Northern District of California Chief Judge Vaughn Walker wrote that in cases alleging an "accident" -- that is, an unforeseeable circumstance, rather than a simple failure to alert passengers to DVT -- the claims may move forward.
DVT, or deep vein thrombosis, is a blood clot caused by prolonged immobility; they were enticing to plaintiffs attorneys because they're relatively common, potentially fatal, and, the lawyers say, the fault of airlines taking insufficient precautions to prevent it.
But DVT hasn't been a slam dunk. In 2004, a nationwide set of DVT cases was consolidated in Walker's San Francisco courtroom, and he was immediately skeptical.
The following year, he granted Boeing Co. summary judgment on the grounds that claims over its failure to warn passengers of the risks of DVT were pre-empted by the Federal Aviation Act. That opinion was largely upheld by the 9th U.S. Circuit Court of Appeals early this month (though the appeals panel did allow claims over seat configuration to move forward).
It threw out any case relating to an international flight in which the only claim against an airline is a failure to warn of the risks of DVT.
On the other hand, Walker's Friday ruling had plaintiffs lawyers cheering.
"It's a wonderful victory for us," said Brenda Posada, a lawyer at Sterns & Walker in Oakland, Calif., who represented plaintiff Marsha Dabulis. It's also the first time that a federal court has denied an airlines' request for summary judgment in a DVT case.
In doing so, Walker drew a distinction under the terms of the Warsaw Convention, which governs international air travel. That agreement says airlines are liable for passenger injury only if it's due to an accident, rather than the normal course of travel.
The U.S. Supreme Court, he wrote, defines an accident for purposes of the Warsaw Convention as "an unexpected or unusual event or happening that is external to the passenger."

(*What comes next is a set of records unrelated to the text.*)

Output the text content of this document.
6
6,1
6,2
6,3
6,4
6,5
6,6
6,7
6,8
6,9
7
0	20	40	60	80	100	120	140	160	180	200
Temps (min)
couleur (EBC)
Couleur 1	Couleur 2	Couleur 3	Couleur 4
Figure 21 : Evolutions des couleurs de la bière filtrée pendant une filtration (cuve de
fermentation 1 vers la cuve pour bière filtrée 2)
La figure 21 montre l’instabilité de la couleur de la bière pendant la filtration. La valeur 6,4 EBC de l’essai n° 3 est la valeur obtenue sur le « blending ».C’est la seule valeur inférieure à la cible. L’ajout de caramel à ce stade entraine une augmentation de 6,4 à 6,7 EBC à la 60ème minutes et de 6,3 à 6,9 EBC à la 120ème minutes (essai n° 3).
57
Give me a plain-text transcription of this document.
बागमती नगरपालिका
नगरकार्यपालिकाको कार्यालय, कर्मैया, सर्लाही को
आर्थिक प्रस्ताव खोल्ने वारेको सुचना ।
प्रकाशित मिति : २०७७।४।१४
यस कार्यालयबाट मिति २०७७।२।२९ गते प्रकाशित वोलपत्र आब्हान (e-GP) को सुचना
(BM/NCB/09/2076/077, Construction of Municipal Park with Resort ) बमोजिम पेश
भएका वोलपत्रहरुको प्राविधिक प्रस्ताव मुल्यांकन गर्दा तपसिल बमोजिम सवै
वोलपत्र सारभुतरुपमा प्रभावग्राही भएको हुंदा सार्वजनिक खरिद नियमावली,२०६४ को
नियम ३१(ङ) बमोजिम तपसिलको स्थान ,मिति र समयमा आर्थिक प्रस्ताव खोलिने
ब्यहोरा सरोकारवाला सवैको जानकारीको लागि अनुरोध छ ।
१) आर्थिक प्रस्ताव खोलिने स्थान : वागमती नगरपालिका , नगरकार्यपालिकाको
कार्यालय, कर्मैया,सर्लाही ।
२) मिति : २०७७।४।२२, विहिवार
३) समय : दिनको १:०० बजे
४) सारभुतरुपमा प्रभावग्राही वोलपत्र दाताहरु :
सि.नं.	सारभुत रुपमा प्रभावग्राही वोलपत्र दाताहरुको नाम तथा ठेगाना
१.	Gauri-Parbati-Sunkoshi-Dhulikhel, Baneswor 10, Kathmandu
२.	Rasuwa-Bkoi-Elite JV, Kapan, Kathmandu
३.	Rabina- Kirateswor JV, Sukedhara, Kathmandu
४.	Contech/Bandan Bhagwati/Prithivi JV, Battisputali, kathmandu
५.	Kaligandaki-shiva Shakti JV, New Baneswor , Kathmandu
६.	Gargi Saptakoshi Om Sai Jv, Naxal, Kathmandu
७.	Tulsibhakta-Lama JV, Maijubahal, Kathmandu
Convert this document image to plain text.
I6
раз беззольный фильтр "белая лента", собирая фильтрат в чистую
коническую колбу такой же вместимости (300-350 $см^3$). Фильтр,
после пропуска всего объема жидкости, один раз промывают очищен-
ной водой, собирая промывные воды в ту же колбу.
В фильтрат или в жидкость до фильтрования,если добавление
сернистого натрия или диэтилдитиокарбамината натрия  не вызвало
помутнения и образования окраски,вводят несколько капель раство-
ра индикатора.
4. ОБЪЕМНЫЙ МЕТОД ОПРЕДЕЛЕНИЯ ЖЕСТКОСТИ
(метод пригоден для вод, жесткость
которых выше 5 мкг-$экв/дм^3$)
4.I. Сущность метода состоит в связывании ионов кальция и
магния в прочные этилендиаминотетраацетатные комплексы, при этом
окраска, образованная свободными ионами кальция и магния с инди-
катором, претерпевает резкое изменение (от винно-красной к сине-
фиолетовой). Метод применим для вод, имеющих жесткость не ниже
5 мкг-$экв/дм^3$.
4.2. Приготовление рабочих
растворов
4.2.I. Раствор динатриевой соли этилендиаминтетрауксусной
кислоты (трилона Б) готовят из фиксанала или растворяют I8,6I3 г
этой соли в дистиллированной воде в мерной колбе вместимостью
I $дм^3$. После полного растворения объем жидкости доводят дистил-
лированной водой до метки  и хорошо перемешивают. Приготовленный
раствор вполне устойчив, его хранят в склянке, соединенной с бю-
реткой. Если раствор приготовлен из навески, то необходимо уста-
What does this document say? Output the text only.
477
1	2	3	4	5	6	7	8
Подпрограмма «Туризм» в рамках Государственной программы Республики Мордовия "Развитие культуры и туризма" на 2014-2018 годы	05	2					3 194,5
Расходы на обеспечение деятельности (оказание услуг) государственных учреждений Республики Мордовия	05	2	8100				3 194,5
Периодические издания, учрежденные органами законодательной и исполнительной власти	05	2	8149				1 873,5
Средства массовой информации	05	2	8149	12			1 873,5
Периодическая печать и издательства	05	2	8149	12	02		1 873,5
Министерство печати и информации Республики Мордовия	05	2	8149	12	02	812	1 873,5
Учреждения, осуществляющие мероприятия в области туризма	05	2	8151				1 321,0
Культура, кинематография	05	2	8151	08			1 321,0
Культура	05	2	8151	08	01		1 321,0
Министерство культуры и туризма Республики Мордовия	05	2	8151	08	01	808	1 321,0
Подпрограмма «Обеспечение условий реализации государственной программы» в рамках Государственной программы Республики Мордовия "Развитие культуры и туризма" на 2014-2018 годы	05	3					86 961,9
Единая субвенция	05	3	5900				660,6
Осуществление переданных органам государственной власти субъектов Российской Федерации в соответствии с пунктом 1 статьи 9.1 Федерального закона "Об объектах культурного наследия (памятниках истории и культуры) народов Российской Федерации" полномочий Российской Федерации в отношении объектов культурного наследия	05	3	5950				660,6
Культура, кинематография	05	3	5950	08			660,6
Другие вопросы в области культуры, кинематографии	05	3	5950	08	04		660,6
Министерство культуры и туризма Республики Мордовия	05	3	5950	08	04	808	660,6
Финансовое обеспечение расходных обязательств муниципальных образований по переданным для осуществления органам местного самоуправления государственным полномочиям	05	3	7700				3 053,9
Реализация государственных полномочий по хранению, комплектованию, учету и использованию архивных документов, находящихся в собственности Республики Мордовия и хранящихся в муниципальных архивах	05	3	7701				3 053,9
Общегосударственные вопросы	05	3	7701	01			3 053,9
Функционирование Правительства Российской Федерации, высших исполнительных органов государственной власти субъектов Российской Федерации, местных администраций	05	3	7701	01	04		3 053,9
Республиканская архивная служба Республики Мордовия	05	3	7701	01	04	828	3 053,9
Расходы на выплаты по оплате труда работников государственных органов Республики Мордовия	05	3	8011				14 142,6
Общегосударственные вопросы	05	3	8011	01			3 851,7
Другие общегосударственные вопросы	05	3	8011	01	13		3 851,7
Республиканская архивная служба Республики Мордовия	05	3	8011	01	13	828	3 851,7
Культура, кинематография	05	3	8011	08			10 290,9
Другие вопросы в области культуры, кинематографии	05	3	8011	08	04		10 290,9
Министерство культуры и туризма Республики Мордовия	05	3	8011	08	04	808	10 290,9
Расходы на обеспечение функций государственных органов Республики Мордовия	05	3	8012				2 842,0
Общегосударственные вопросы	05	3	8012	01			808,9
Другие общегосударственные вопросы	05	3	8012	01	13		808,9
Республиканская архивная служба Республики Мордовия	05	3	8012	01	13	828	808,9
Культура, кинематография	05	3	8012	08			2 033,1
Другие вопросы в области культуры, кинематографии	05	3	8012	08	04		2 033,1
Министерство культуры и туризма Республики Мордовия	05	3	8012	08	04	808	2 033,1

Therefore, he wrote, while the simple development of a DVT is not an accident, a DVT developed after a passenger complained of pain from a cramped seat and was denied the opportunity to move to a less-cramped space is.
That's what happened, Walker wrote, to Dabulis, who developed a DVT that required surgery.
After she asked for a transfer from her seat, which had a metal bar obstructing her foot room, Singapore International Airlines flight attendants offered only a seat that didn't recline -- even though, the airline now concedes, other seats were available.
"The idea that SIA somehow discharged its duty by offering Dabulis a seat that was even more restrictive than her original seat is hardly beyond dispute," the judge wrote.
The opinion in In Re Deep Vein Thrombosis Litigation, MDL 04-1606, wasn't a total victory -- Walker threw out a case in which the only alleged reason for confinement in a seat was turbulence -- but did offer other good news for plaintiffs.
Walker allowed other, similar cases to move forward, including one in which a passenger developed a DVT after being confined to his seat during a two-hour delay without flight attendants offering water or any time to get up and stretch.
Dismissing the case, Walker wrote, "would give airlines cart blanche to force passengers to remain seated without reason."
He also refused to dismiss a case in which a woman died after collapsing on a flight, saying that a jury should decide whether the airline acted quickly enough to allow medical professionals onto the plane.
Scott Cunningham, an airline lawyer at Condon & Forsyth in L.A. who worked on the case, didn't return a call by press time.